Elsinore Valley Municipal Water District (EVMWD) has released its proposed Drought Contingency Plan in response to expected supply shortages and demand increases.
Given California’s recent bouts with extreme drought, it is vital that water agencies develop short-term and long-term plans that factor in drought conditions, water supply, and population needs. The Press Enterprise recently published an article on EVMWD’s Drought Contingency Plan, which reads as follows:
While wet weather last winter and spring ended a half-decade of drought in California, a water district that serves much of southwestern Riverside County is preparing for future dry years and water shortages.
Anticipating customer demand to double by 2040 as its water supply shrinks, the Elsinore Valley Municipal Water District has created a proposed Drought Contingency Plan in conjunction.
The 178-page plan prepared by consulting firm Civiltec Engineering is now available for public review on the district’s website and was presented to the agency’s Board of Directors on Thursday, Sept. 14, in anticipation of full adoption later this year.
“The need for the development of a Drought Contingency Plan is overwhelming,” states the document’s executive summary. “The (plan) will allow EVMWD to proactively offset the direct impacts that past and current drought conditions have left us to deal with and thwart negative future drought impacts.”
Financed by a $115,000 grant from the U.S. Department of the Interior’s Bureau of Reclamation, the plan analyzes the region’s susceptibility to drought and actions that can be taken to prepare and respond to it.
Planning Officer Jack Simes of the bureau’s Southern California office in Temecula said the efforts are part of a growing awareness in the state and nation of vulnerability to long-term drought.
Elsinore Valley is one of four agencies in Southern California awarded the bureau’s drought planning grants, Simes said. The others were the Inland Empire Utilities Agency in Chino Hills, the City of Rialto, and Southern California Edison for Catalina Island.
“What the plan does is identify and evaluate risks and impacts from drought and this (Elsinore Valley) plan hopefully has a framework to look at both near and long-term water availability and predict the probability of future droughts,” Simes said.

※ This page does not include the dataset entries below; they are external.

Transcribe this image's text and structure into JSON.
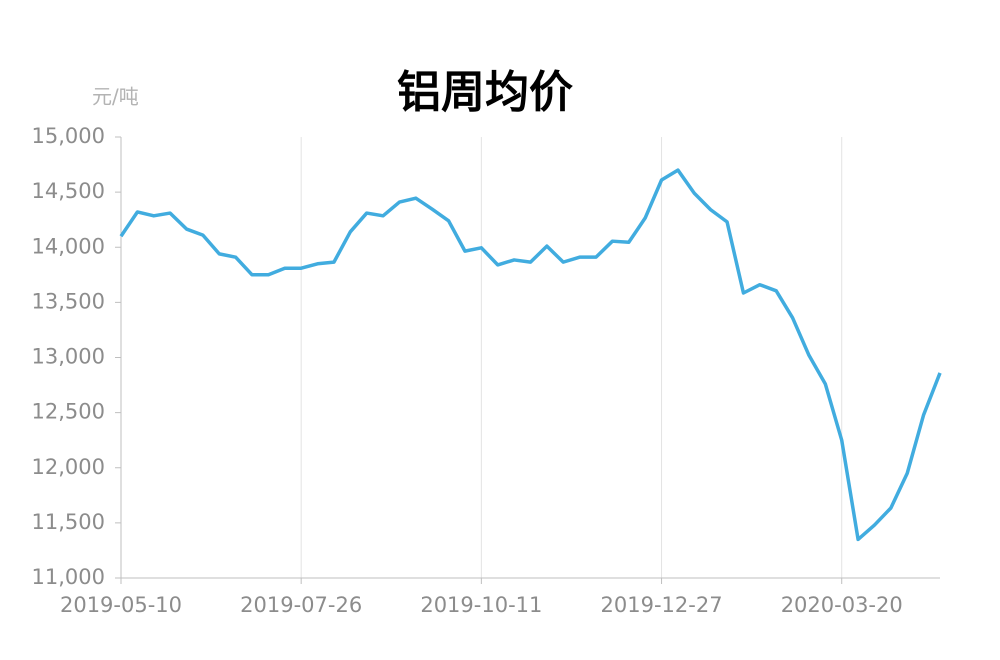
{
  "chart_data": {
    "type": "line",
    "title": "铝周均价",
    "y_axis_label": "元/吨",
    "categories": [
      "2019-05-10",
      null,
      null,
      null,
      null,
      null,
      null,
      null,
      null,
      null,
      null,
      "2019-07-26",
      null,
      null,
      null,
      null,
      null,
      null,
      null,
      null,
      null,
      null,
      "2019-10-11",
      null,
      null,
      null,
      null,
      null,
      null,
      null,
      null,
      null,
      null,
      "2019-12-27",
      null,
      null,
      null,
      null,
      null,
      null,
      null,
      null,
      null,
      null,
      "2020-03-20",
      null,
      null,
      null,
      null,
      null,
      null
    ],
    "series": [
      {
        "name": "铝周均价",
        "color": "#41acdf",
        "values": [
          14100,
          14320,
          14285,
          14310,
          14165,
          14110,
          13940,
          13910,
          13750,
          13750,
          13810,
          13810,
          13850,
          13865,
          14140,
          14310,
          14285,
          14410,
          14445,
          14345,
          14240,
          13965,
          13995,
          13840,
          13885,
          13865,
          14010,
          13865,
          13910,
          13910,
          14055,
          14045,
          14265,
          14610,
          14700,
          14490,
          14340,
          14230,
          13585,
          13660,
          13605,
          13360,
          13020,
          12760,
          12250,
          11350,
          11480,
          11635,
          11950,
          12480,
          12860
        ]
      }
    ],
    "ylim": [
      11000,
      15000
    ],
    "yticks": [
      {
        "value": 11000,
        "label": "11,000"
      },
      {
        "value": 11500,
        "label": "11,500"
      },
      {
        "value": 12000,
        "label": "12,000"
      },
      {
        "value": 12500,
        "label": "12,500"
      },
      {
        "value": 13000,
        "label": "13,000"
      },
      {
        "value": 13500,
        "label": "13,500"
      },
      {
        "value": 14000,
        "label": "14,000"
      },
      {
        "value": 14500,
        "label": "14,500"
      },
      {
        "value": 15000,
        "label": "15,000"
      }
    ],
    "grid": "x"
  }
}
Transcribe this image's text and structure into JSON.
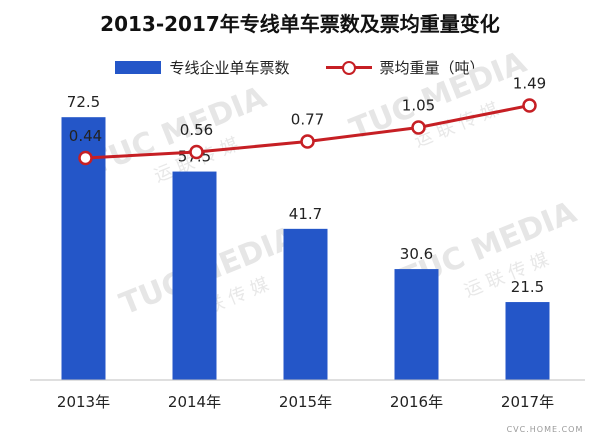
{
  "chart_data": {
    "type": "bar",
    "title": "2013-2017年专线单车票数及票均重量变化",
    "categories": [
      "2013年",
      "2014年",
      "2015年",
      "2016年",
      "2017年"
    ],
    "series": [
      {
        "name": "专线企业单车票数",
        "type": "bar",
        "values": [
          72.5,
          57.5,
          41.7,
          30.6,
          21.5
        ],
        "labels": [
          "72.5",
          "57.5",
          "41.7",
          "30.6",
          "21.5"
        ],
        "color": "#2456c8"
      },
      {
        "name": "票均重量（吨）",
        "type": "line",
        "values": [
          0.44,
          0.56,
          0.77,
          1.05,
          1.49
        ],
        "labels": [
          "0.44",
          "0.56",
          "0.77",
          "1.05",
          "1.49"
        ],
        "color": "#c61f24"
      }
    ],
    "ylim": [
      0,
      80
    ],
    "ylim_secondary": [
      -4,
      2
    ],
    "grid": false,
    "legend": "top"
  },
  "watermark": {
    "text": "TUC MEDIA",
    "cn": "运 联 传 媒"
  },
  "source_stamp": {
    "text": "CVC.HOME.COM"
  }
}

Founded in the 1950s, the Elsinore Valley district supplies water and sewer service to nearly 150,000 residential customers and about 3,800 institutions and businesses in Lake Elsinore, Wildomar, Canyon Lake, northern Murrieta, Lakeland Village and Temescal Valley.
While the district has an ordinance in place that mandates water-use restrictions at various drought stages, it does not address what can be done to cope with shortages before they happen.
“What we have now is reactionary,” district Community Affairs Supervisor Bonnie Woodrome said. “This Drought Contingency Plan is proactive. It includes plans for storage and efficiencies.
“We’re focusing a lot on local supplies and our teams here are working toward ensuring more local supplies are available so the district can offset any imported supply that isn’t available to us during a dry time.”
According to the plan, the district’s current demand is 25,500 acre feet per year. The equivalent of 325,851 gallons, an acre foot on average supplies about two families with enough water for a year, Woodrome said.
Over the next 23 years, the demand among district customers is expected to rise to 51,600 acre feet, at which time the district’s water supply would fall 16,100 acre feet short if nothing is done. Meanwhile, environmental analysts forecast less precipitation in the region and rising average temperatures, which means faster evaporation.
Faced with those challenges, the contingency plan delineates a series of projects that would augment the supply, while the district will continue to expand conservation efforts. Now, the district gets water from local basins, including the Canyon Lake reservoir, as well as imported supplies through the State Water Project and the Colorado River Aqueduct.
On the immediate horizon, the district is working on plans to augment its supply by pumping water from three ground water basins within its jurisdiction and refurbishing a well. Those sources will yield nearly 4,000 acre feet.
In conjunction with the plan, the district has organized a task force of local leaders and representatives of agencies that overlap its boundaries or have direct dealings with the district.
Membership consists of a team of Elsinore Valley employees, the Western Municipal Water District, Riverside County, the district’s cities, Lake Elsinore Unified School District, Murrieta Unified School District, the local commerce chambers, the Links at Summerly Golf Course, U.S. Rep. Ken Calvert, Assemblywoman Melissa Melendez, the Northwest Mosquito and Vector Control District, and the Sierra Club.
“As far as the task force, EVMWD will continue to involve the members, stakeholders and the public in the process and will continue to seek feedback through public meetings and outreach forums,” Woodrome said.